Have attached a screenshot. Gp spent months wondering if it was a weird eczema and saying if it carried on they’d refer him to dermatology but never actually did, just kept giving him tiny tubes of steroid cream.

To wonder whether gaslighting is part of the UK medical curriculum?
notanormalday · 21/03/2025 17:07

I’ve always had mostly positive stories about my Gp. But I’m in a similar position as you re my daughter. For months now she has been complaining of severe pains in her stomach, losing black discharge/fluids outside of her period. Like clots. One side of her groin was swollen. So after seeing a nurse she sent us for a scan that was 4 weeks ago we have the scan this coming Monday. And she’s been off school today with pains again. I’m so so worried but just don’t feel like I’m getting anywhere fast.

Bunnycat101 · 21/03/2025 17:09

I think a lot of people have had dismissive experiences. I’ve actually found my experienced practice gps to be excellent but the more junior staff in paediatrics to be more of a challenge.

One example- I had a poorly baby- GP stayed open later than opening hours to see her and sent us straight to the hospital as a red flag for sepsis. The reg who was on that night missed a raging kidney infection in my baby and sent me away with patronising advice about nappy size.

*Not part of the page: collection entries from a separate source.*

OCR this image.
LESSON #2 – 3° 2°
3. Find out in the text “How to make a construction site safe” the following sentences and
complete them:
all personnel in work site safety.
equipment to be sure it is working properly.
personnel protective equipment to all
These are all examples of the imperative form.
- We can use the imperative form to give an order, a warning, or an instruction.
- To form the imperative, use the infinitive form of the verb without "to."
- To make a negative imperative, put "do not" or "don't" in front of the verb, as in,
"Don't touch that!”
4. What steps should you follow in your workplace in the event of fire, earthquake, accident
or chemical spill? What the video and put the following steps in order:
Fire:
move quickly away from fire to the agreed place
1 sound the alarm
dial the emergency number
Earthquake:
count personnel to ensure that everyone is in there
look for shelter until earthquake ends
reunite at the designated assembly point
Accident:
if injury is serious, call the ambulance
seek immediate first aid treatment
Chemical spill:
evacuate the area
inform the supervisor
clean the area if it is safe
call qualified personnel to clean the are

She was quite sheepish the next morning when I was back with a very poorly baby).

Springisintheairohyeah · 21/03/2025 17:09

No, I'll add to your list (I've posted this on other threads as well), my mum had ongoing doctors visits for extreme bloating, breathlessness, pain severe enough to cause fainting, vomiting, prolapse, urinary difficulties - being fobbed off, it's IBS, its the menopause, it's fibroids, it's your diet, your weight, your lifestyle etc (she was an active size 14 - 16). The last diagnosis from her GP was anxiety, and she was sent away with a prescription for anti anxiety medication and the number for a telephone counselling helpline. 48 hours later she took herself to A&E, waited 17 hours, and was promptly diagnosed with advanced ovarian cancer. All the while she was berating herself for not doing her mindfulness exercises properly.